O holy and eternal God, Father of the creatures, and King of all the world, who hast imprinted in all the sons of thy creation principles and abilities to serve the end of their own preservation, and to men hast superadded reason, making those first propensities of nature to be reasonable in order to society, and a conversation in communities and bodies politic, and hast, by several laws and revelations, directed our reasons to nearer applications to thee, and performance of thy great end, the glory of our Lord and Father; teach me strictly to observe the order of creation, and the designs of the creatures, that in my order I may do that service, which every creature does in its proper capacity. Lord, let me be as constant in the ways of religion, as the sun in his course; as ready to follow the intimations of thy Spirit, as little birds are to obey the directions of thy providence, and the conduct of thy hand. And let me never, by evil customs, or vain company, or false persuasions, extinguish those principles of morality and right reason, which thou hast imprinted in my understanding, in my creation and education, and which thou hast ennobled by the superadditions of Christian institution; that I may live according to the rules of nature in such things, which she teaches, modestly, temperately, and affectionately, in all the parts of my natural and political relations; and that I, proceeding from nature to grace, may henceforth go on from grace to glory, the crown of all obedience, prudent and holy walking, through Jesus Christ, our Lord.

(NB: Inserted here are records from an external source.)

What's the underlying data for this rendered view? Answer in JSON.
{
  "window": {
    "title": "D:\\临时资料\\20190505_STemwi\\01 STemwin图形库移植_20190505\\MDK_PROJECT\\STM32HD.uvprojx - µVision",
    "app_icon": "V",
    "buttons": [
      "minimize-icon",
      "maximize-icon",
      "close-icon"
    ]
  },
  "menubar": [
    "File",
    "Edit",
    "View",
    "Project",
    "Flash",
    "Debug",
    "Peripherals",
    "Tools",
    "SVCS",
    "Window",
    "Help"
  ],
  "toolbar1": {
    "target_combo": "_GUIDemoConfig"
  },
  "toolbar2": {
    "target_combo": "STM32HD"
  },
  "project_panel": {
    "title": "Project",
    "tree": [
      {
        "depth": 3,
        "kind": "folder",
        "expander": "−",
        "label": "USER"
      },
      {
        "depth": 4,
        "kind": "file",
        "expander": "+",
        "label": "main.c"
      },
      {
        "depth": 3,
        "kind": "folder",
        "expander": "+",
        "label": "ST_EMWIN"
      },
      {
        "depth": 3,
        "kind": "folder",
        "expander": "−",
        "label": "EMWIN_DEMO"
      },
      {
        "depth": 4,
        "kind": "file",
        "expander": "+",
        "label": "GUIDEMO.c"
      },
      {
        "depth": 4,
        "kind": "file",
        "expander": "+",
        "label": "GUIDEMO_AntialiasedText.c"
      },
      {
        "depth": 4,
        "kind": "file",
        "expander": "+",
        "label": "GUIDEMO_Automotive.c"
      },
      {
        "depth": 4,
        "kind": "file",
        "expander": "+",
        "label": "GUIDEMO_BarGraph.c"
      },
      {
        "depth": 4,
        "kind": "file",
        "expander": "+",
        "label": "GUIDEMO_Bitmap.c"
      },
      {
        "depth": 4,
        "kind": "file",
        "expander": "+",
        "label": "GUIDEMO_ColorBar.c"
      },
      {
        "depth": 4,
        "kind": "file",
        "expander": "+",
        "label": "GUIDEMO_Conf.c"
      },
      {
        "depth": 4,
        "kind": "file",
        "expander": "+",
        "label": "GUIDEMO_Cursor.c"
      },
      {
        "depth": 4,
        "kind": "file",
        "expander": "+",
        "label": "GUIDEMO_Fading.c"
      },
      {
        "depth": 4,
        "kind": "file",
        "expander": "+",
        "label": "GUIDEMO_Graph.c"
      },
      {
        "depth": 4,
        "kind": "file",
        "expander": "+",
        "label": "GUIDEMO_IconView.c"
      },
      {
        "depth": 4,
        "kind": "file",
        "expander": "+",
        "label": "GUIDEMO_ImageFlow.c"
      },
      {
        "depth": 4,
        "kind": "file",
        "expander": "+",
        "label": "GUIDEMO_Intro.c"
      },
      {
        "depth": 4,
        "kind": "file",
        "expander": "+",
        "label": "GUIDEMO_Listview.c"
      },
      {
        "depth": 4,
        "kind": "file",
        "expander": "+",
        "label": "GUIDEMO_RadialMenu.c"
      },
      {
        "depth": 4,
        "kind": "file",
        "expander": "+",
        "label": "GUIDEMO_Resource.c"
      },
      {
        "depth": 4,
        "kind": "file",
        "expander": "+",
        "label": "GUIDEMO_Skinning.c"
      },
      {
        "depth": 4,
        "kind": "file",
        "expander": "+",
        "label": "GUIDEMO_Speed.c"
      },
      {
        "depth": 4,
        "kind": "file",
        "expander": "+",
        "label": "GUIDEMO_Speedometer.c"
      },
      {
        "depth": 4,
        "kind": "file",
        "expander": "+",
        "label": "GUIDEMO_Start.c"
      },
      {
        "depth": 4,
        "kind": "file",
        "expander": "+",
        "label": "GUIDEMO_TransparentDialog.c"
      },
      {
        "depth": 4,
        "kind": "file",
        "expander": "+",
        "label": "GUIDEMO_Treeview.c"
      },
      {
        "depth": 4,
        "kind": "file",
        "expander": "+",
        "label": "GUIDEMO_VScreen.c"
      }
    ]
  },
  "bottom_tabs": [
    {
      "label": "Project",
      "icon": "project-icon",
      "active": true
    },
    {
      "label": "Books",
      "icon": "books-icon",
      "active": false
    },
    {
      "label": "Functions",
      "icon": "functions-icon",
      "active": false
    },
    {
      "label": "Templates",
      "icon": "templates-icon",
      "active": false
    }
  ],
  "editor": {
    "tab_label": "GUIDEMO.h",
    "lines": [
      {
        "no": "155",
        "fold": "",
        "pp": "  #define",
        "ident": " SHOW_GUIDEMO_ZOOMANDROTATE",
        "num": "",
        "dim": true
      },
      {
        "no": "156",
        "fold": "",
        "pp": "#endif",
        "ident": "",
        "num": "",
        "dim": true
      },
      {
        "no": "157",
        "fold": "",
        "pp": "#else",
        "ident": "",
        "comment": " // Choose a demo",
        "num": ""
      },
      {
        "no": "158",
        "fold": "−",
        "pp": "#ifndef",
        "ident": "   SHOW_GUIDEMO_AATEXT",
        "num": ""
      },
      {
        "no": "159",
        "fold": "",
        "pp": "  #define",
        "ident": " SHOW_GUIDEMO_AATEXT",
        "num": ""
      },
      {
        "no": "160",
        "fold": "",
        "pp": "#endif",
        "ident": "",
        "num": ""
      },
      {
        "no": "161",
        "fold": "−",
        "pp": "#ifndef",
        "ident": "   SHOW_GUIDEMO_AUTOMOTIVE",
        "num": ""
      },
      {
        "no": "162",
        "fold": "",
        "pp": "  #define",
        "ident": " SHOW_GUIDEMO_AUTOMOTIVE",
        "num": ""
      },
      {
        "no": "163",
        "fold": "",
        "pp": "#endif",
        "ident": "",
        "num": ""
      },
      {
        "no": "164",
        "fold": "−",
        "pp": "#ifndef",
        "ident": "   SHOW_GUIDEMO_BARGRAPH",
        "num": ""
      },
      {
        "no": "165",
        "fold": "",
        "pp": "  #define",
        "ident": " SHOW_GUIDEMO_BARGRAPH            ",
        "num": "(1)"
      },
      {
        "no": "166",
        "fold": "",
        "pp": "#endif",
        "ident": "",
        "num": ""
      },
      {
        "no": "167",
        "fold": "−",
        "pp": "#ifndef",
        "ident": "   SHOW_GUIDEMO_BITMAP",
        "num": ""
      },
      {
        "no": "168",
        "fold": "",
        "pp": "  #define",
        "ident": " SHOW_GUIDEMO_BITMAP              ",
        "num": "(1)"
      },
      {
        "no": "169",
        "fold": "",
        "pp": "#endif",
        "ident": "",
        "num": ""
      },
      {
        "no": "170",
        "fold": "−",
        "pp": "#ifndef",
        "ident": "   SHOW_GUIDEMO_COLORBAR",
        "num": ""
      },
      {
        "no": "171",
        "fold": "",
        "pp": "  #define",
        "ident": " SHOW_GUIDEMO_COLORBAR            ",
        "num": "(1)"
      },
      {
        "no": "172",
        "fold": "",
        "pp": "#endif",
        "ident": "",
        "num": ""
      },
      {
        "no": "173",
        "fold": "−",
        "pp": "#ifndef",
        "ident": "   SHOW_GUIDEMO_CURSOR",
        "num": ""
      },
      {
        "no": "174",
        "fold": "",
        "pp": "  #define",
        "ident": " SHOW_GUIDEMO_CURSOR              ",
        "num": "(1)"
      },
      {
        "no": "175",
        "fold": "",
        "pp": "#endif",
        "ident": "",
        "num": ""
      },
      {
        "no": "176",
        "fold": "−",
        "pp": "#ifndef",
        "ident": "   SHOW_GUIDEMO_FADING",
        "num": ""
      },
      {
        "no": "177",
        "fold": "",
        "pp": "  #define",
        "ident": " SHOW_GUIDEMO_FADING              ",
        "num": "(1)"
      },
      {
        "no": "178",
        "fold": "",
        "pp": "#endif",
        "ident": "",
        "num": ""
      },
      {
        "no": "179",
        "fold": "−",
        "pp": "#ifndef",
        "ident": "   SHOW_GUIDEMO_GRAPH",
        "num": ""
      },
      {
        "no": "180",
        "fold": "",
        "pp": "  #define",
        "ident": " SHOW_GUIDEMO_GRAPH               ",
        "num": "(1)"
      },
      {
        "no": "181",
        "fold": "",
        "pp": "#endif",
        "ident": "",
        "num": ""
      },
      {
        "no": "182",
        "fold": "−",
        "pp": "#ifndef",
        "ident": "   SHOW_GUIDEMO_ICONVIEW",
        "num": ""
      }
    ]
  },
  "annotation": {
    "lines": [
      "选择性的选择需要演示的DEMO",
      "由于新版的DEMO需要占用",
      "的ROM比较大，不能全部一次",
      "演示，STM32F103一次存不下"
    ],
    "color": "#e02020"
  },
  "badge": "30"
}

Amen.

SECTION IV.

Of the great and glorious Accidents, happening about the Birth of Jesus.

1. ALTHOUGH the birth of Christ was destitute of the usual excrescences and less necessary pomps, which used to signify and illustrate the birth of princes; yet his first humility was made glorious with presages, miracles, and significations from heaven, which did not only, like the furniture of a princely bedchamber, speak the riches of the parent, or greatness of the son within its own walls, but did declare to all the world, that their prince was born, publishing it with figures and representments almost as great as its empire.

2. For, when all the world did expect, that in Judæa should be born their prince, and that the incredulous world had, in their observation, slipped by their true prince, because he came not in pompous and secular illustrations; upon that very stock Vespasiana was nursed up in hope of the Roman empire, and that hope made him great in designs; and they being prosperous, made his fortunes correspond to his hopes, and he was endeared and engaged upon that fortune by the prophecy, which was never intended him by the prophet. But the fortune of the Roman monarchy was not great enough for this prince designed by the old prophets. And, therefore, it was not without the influence of a Divinity, that his decessor Augustus, about the time of Christ's nativity, refused to be called Lord; possibly it was, to entertain the people with some hopes of restitution of their liberties, till he had griped the monarchy with a stricter and faster hold. But the Christians were apt to believe, that it was upon the prophecy of a sybil foretelling the birth of a greater prince, to whom all the world should pay adoration; and that the prince was about that time born in Judæa, the oracle, which was dumb to Augustus's question, told him unasked, the devil having no tongue permitted him but one to proclaim that "an Hebrew child was his Lord and enemy."

a Sueton. in Vita Vesp. Vide etiam Ciceron. de Divin. b Orosius, 1. vi. c. 22.